Santorum Urges GOP in Iowa to Embrace Pop Culture, Working Class

Santorum Urges GOP in Iowa to Embrace Pop Culture, Working Class

Keeping the door open on a 2016 run, former Republican presidential candidate Rick Santorum was enthusiastically received by Iowans this weekend. Santorum actually won the Iowa caucuses in 2012, but that did not become official until three weeks after Santorum and  Former Massachusetts Gov. Mitt Romney essentially tied on caucus night.

Santorum is now the CEO of a faith-based film company, and he reportedly told Iowans at the Iowa State Fair on Friday that while parents spend “10 minutes, 15 minutes a day” with their children, “these devices”–like iPhones, iPads, computers, and televisions–“get about eight hours.” 

According to the Daily Beast, Santorum said there are “a lot of entertainers who play politics, but there aren’t very many politicians who get into entertainment.” He said there needed to be more because “we don’t understand the impact of culture on the political system and the future of our country and it’s a very big part of America.”

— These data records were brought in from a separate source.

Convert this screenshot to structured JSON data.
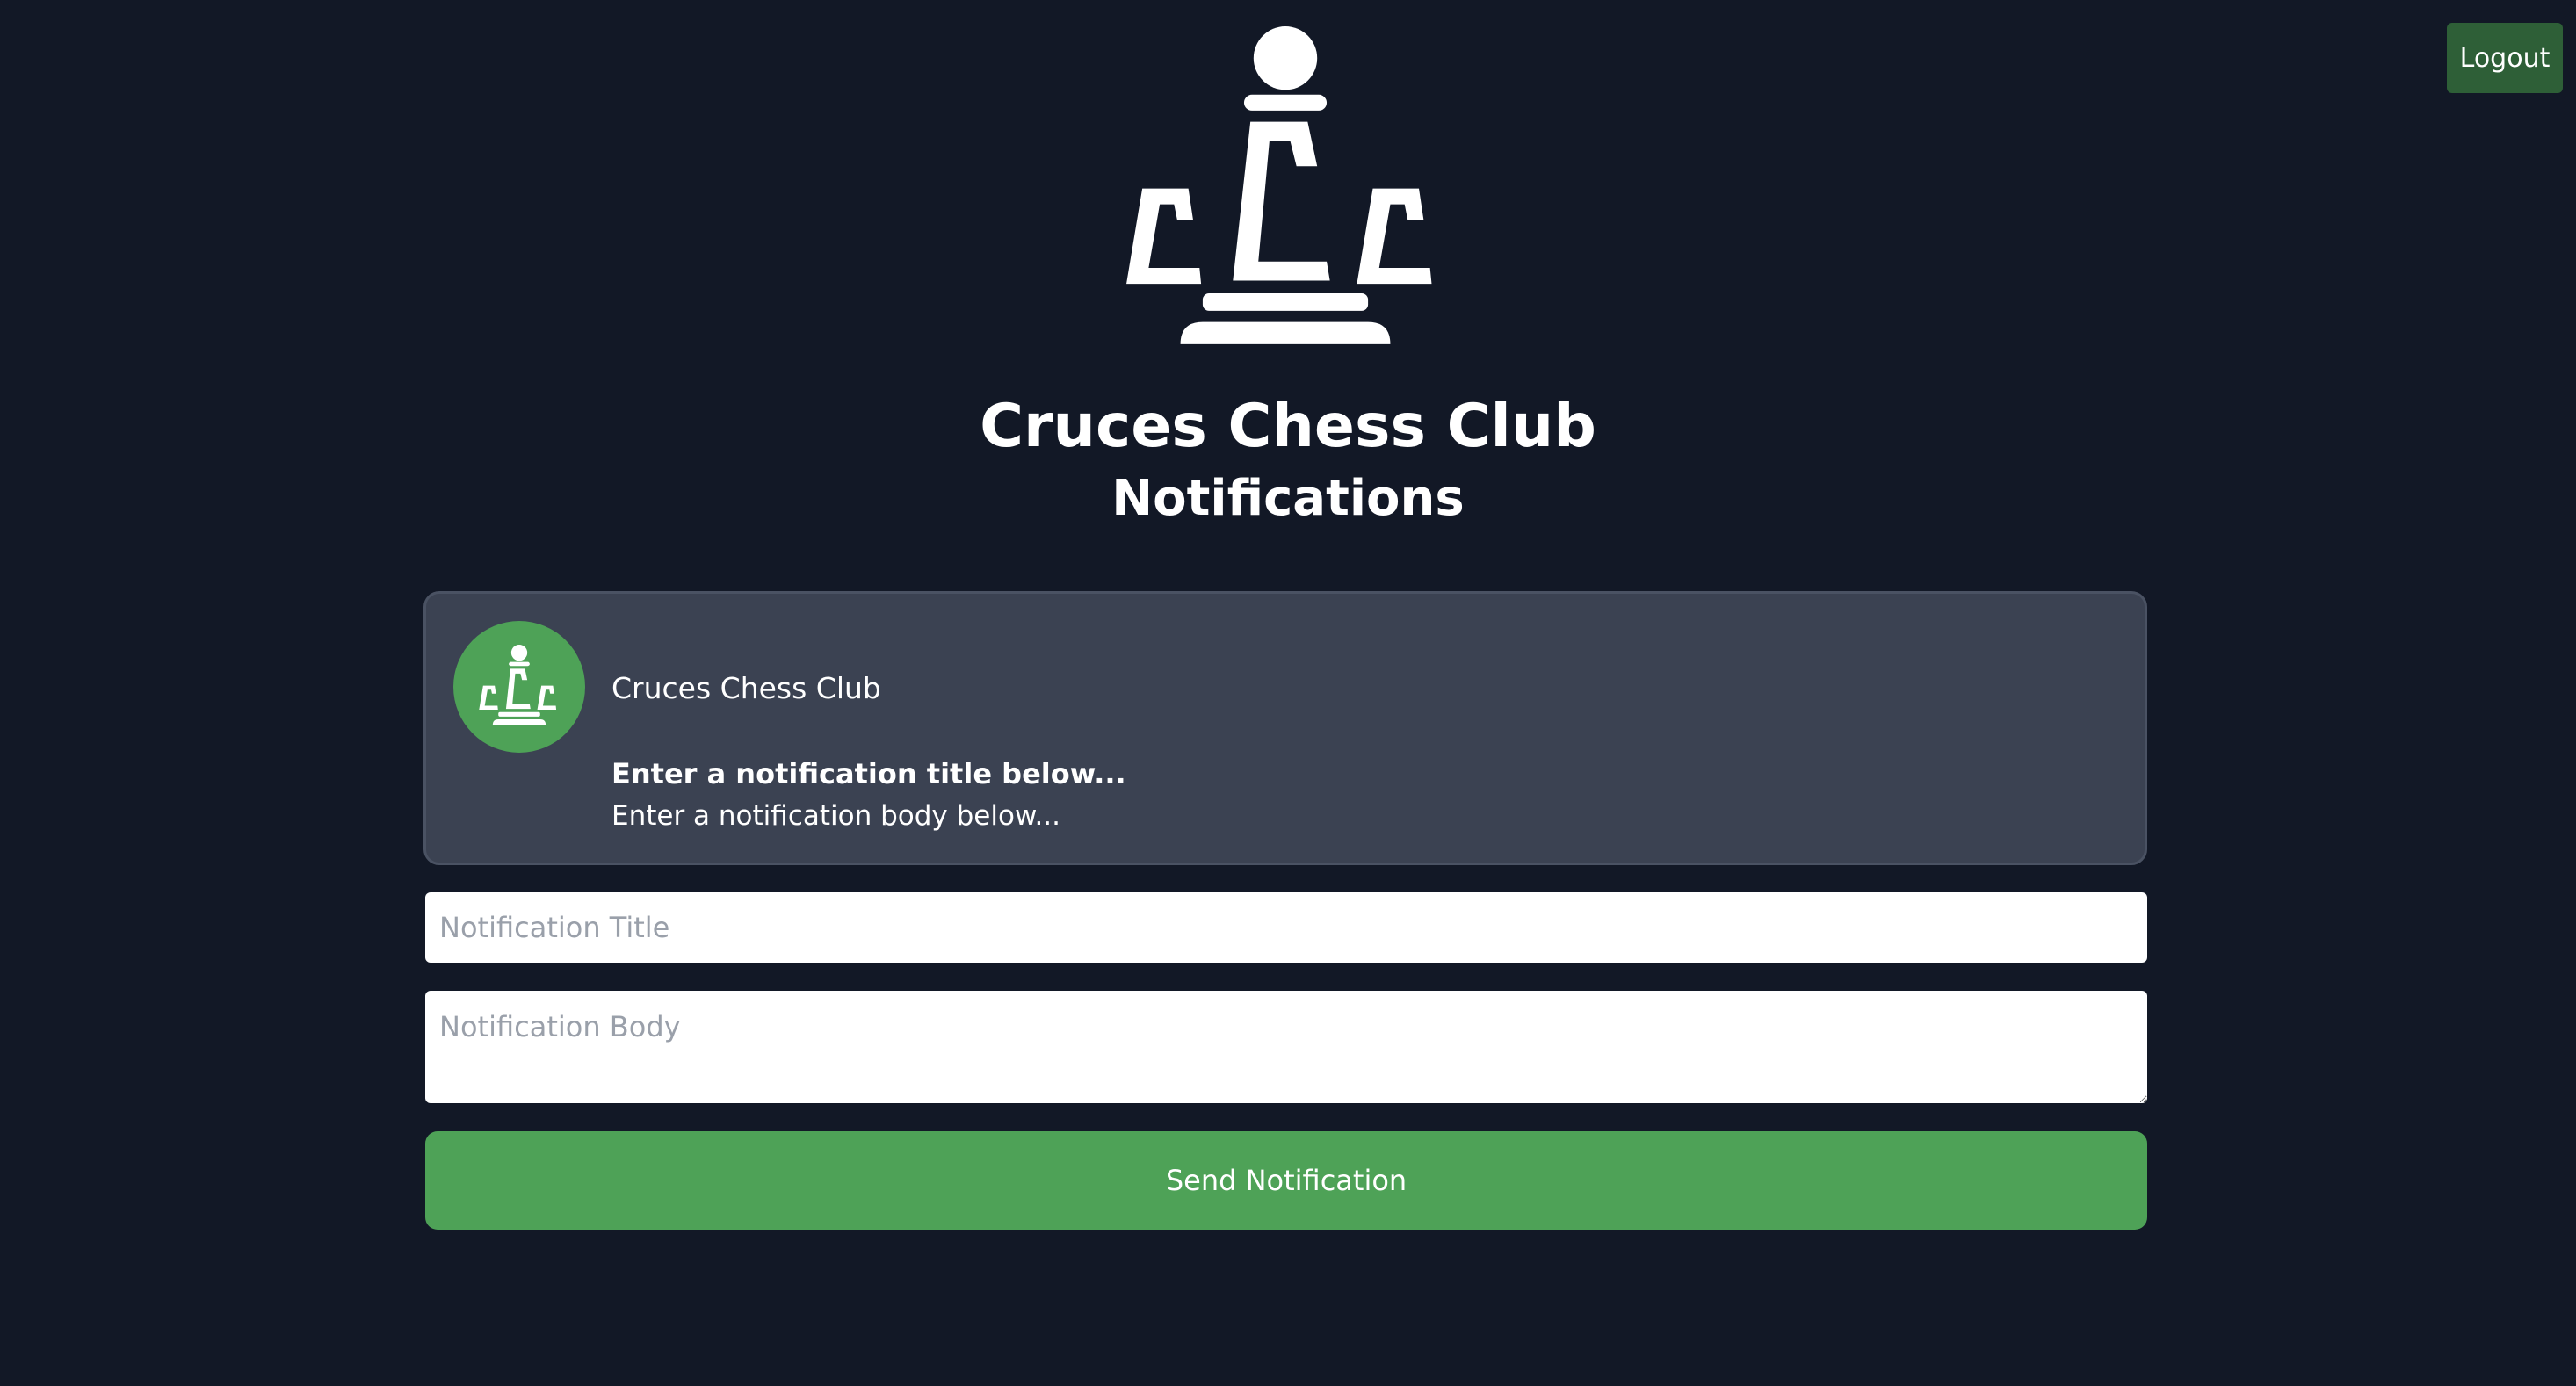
{
  "header": {
    "logout_label": "Logout",
    "club_name": "Cruces Chess Club",
    "page_subtitle": "Notifications"
  },
  "preview": {
    "sender": "Cruces Chess Club",
    "title": "Enter a notification title below...",
    "body": "Enter a notification body below..."
  },
  "form": {
    "title_placeholder": "Notification Title",
    "title_value": "",
    "body_placeholder": "Notification Body",
    "body_value": "",
    "send_label": "Send Notification"
  },
  "icons": {
    "logo": "chess-pawn-ccc-logo-icon",
    "avatar": "chess-pawn-ccc-logo-icon"
  },
  "colors": {
    "background": "#121826",
    "card": "#3b4252",
    "accent_green": "#4ea257",
    "logout_green": "#2e5f37"
  }
}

At the Family Leadership Summit on Saturday, Santorum continued to talk about the importance of appealing to working class Americans, which he did for much of the 2012 campaign. On the stump and in interviews in 2012, Santorum emphasized the importance of fighting for people who worked with their hands and showered at night in order to contrast himself and his message from Mitt Romney, who had trouble resonating with working class Americans.

“We need to reject this idea that if we build the economy, all boats will rise. We need to talk about people who have holes in their boats, because we all do,” Santorum said, emphasizing Republicans failed to connect with “marginalized” working class voters. 

Santorum outworked his opponents in Iowa in 2012, visiting all 99 counties in a sweater vest and pickup truck. He became the darling of social conservatives in a field that lacked a strong messenger. He rocketed up Iowa’s polls after Sarah Palin mentioned him in an appearance on Fox News just over a month before the caucuses.

But Santorum, who was part of the freshman Congressional class in the 1990s that exposed the House banking scandal, did not get the enthusiastic support of Tea Partiers because he became associated with K-Street and lobbying during the 2000s and voted for legislation like No Child Left Behind and the Medicare Prescription Drug Benefit that the conservative base revolted against while he was in the Senate. 

Without those ties to the Republican establishment of the last decade, Santorum may have been the true “Teavangelical” candidate that appealed as fervently to Evangelicals and Tea Partiers. His run for the presidency was also costly, as Santorum still has over $500,000 in campaign debt he has yet to retire from the 2012 campaign. 

Regardless, Santorum, by staking his candidacy on Iowa in 2012, respected the caucuses and Iowans, and this weekend showed that Iowans still have not forgotten that–or him.